Makoto Shinkai is one of those people. When Hoshi no Koe was released, many heads turned. Being only his second short film (and his first lengthy one), Shinkai directed a movie that not only had a unique visual style and was technically impressive, he did it all by himself. Without the help of any major studio or other animators, without prior experience in the industry, he created a 30 minute animated short film that equaled and surpassed many other professional efforts. No matter how rigid an industry is, this gets you noticed.
With Hoshi no Koe, Shinkai put his name out there. While not all the work was done by himself (his wife and a couple of friends did the original dubbing), the bulk of the work was all his doing. Though he directed a short film before, with Hoshi no Koe he defined his personal style and developed an atmosphere he could call his own, crafting it to further perfection in his later films.

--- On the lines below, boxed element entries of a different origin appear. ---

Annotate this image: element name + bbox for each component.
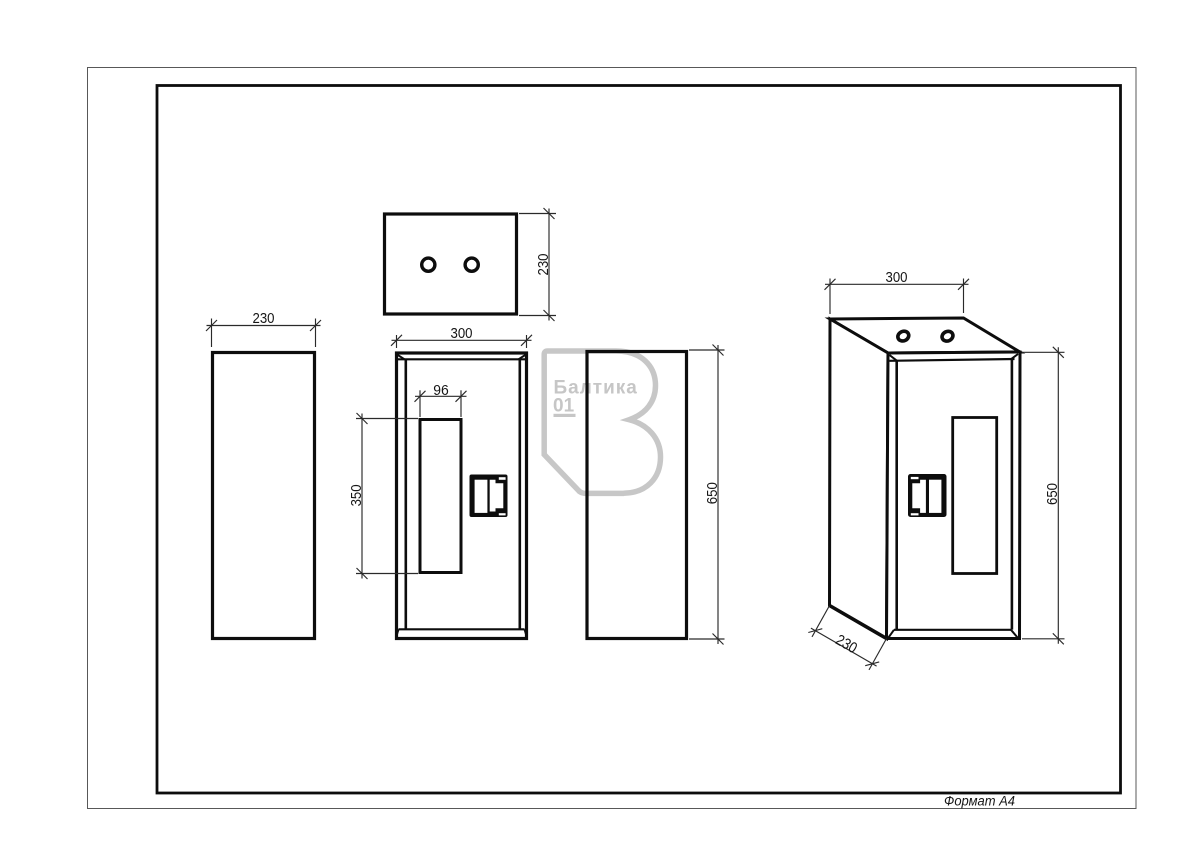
svg-text:230: 230 (253, 310, 275, 327)
svg-text:300: 300 (886, 269, 908, 286)
svg-text:650: 650 (1044, 483, 1061, 505)
svg-text:Формат А4: Формат А4 (944, 793, 1015, 808)
svg-text:96: 96 (433, 382, 449, 399)
svg-text:230: 230 (535, 254, 552, 276)
svg-text:230: 230 (832, 631, 860, 657)
svg-text:01: 01 (553, 396, 575, 417)
svg-text:300: 300 (451, 325, 473, 342)
svg-text:350: 350 (348, 484, 365, 506)
svg-text:650: 650 (704, 482, 721, 504)
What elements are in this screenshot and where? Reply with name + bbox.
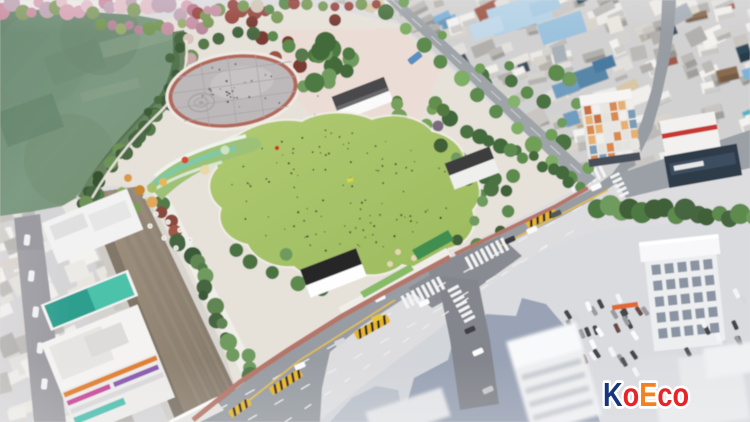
svg-text:c: c	[657, 378, 672, 414]
svg-text:E: E	[639, 378, 657, 414]
svg-text:K: K	[603, 378, 623, 414]
svg-text:o: o	[672, 378, 689, 414]
svg-text:o: o	[623, 378, 640, 414]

The film is now 4 years old, yet it still looks lush. It's not the prettiest anime out there, not by far. The cgi looks pretty standard and the characters designs aren't really that good, but Shinkai knew perfectly well how to mask his shortcomings. By using strong, vibrant yet dreamy colors, applying a smart mix of 2d and 3d artwork and getting some good camera action he was able to fill each frame with a lavish setting that easily overshadowed the lesser points of his work.
This visual identity has always defined Shinkai in a way. While his movies always radiate a certain grandeur, it's always in function of small, romantic elements. He has always focused on the smaller things in life, voicing his admiration of them through his characters. The setting of Hoshi no Koe also reflects this. While in the background there's space travel and mecha fighting, the film is really about two people being separated by time and space, pondering about their time together. Thinking back of walks in the rain and spring mornings, seeing the cherry blossoms fall. That's Shinkai.
These conflicting elements never get into the way of each other, although a better focus might have improved the film a bit. Something Shinkai himself picked up along the way of his further career. The storyline functions as a mere setup, leaving all details and further explanations to a bare minimum. This makes the short a tad hard to follow, but in the end the atmosphere really benefits from this choice. The focus is kept on the theme of the film, instead of delving into a cliché setting not really worth exploring anyway.
Hoshi no Koe really is a landmark movie. Not only because it was the first good example of how increased processor power combined with a creative and persistent mind could penetrate a rigid industry, but also because it set the bar for Shinkai's individual style, which would only improve along the way. Not many people followed in his footsteps (although there are some examples, ranking them immediately among the best anime directors out there), indicating his rare talent.
With all circumstantial arguments out of the way, Hoshi no Koe remains above all a sweet, touching little short set to a rather violent and typical anime background. His later efforts would put both elements in better balance, but the effect is already here, and the short still stands proud 4 years later.